Le passager taciturne

Jean Clerc s’aperçut bientôt que ce n’était pas une sinécure en effet qu’on lui avait donnée ; mais il ne se plaignait pas. Au contraire, son visage souriant en fit bientôt un favori parmi les passagers de seconde.

Un de ces passagers intriguait Claire ; il était si taciturne. Il ne parlait à personne et personne ne semblait s’occuper de lui. C’était un vieillard à la longue barbe blanche. Il avait l’air bien vénérable, mais, sans s’en rendre compte, Jean Clerc frissonnait quand les yeux du vieillard se posaient sur lui.

Le dernier jour de la traversée, Claire fut fort surprise d’apercevoir le vieillard, entouré d’une dizaine de jeunes gens, et tenant le dé de la conversation. Claire s’approcha, mue par la curiosité.

« Ce phare vient d’être construit et j’en ai été nommé le gardien  », disait-il, « et je cherche un jeune compagnon. »

— « Où est-il, ce phare ? » demanda quelqu’un.

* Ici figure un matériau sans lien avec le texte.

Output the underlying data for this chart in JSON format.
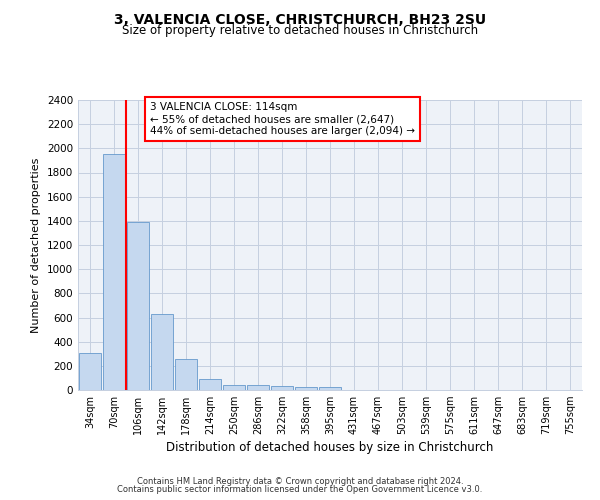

— Il est situé au-delà du 65ème parallèle nord, sur un petit îlot faisant partie des îles Charlotte ; il se nomme le « Phare des glaces ».

— « Et vous pensez réellement que vous trouverez quelqu’un qui soit prêt à aller se faire enterrer… je devrais dire enneiger, avec vous ? »

— « Je l’espère », répondit le vieillard, « La vie y sera dure un peu, peut-être ; mais on y a son pain assuré et l’on s’y sent en sûreté si complète ! »

— « En sûreté, au milieu des ours polaires ! » C’est Claire qui fit cette exclamation.

— « Oui, mon garçon, en sûreté, malgré les ours polaires. Le bateau de ravitaillement ne revient qu’au bout de trois ans… On y vit seul, sans craindre… les hommes. »

— « C’est gai ! » s’écria un garçonnet, en riant « Et, quel salaire donnerez-vous à votre compagnon ? »

— « Aucun. Celui qui m’accompagnera au « phare des glaces » devra se résigner à être compagnon non payé. Il demeurera avec moi dans ces régions perdues et devra être satisfait de cela. »

— « Délicieuse perspective ! » dit un jeune homme. Et tous se mirent à rire.

Vers les neuf heures du soir, comme Claire se promenait sur le pont du paquebot, à peu près désert, une main se posa sur son épaule. Claire se retourna et elle aperçut le vieillard taciturne auprès d’elle. Malgré elle, elle frissonna.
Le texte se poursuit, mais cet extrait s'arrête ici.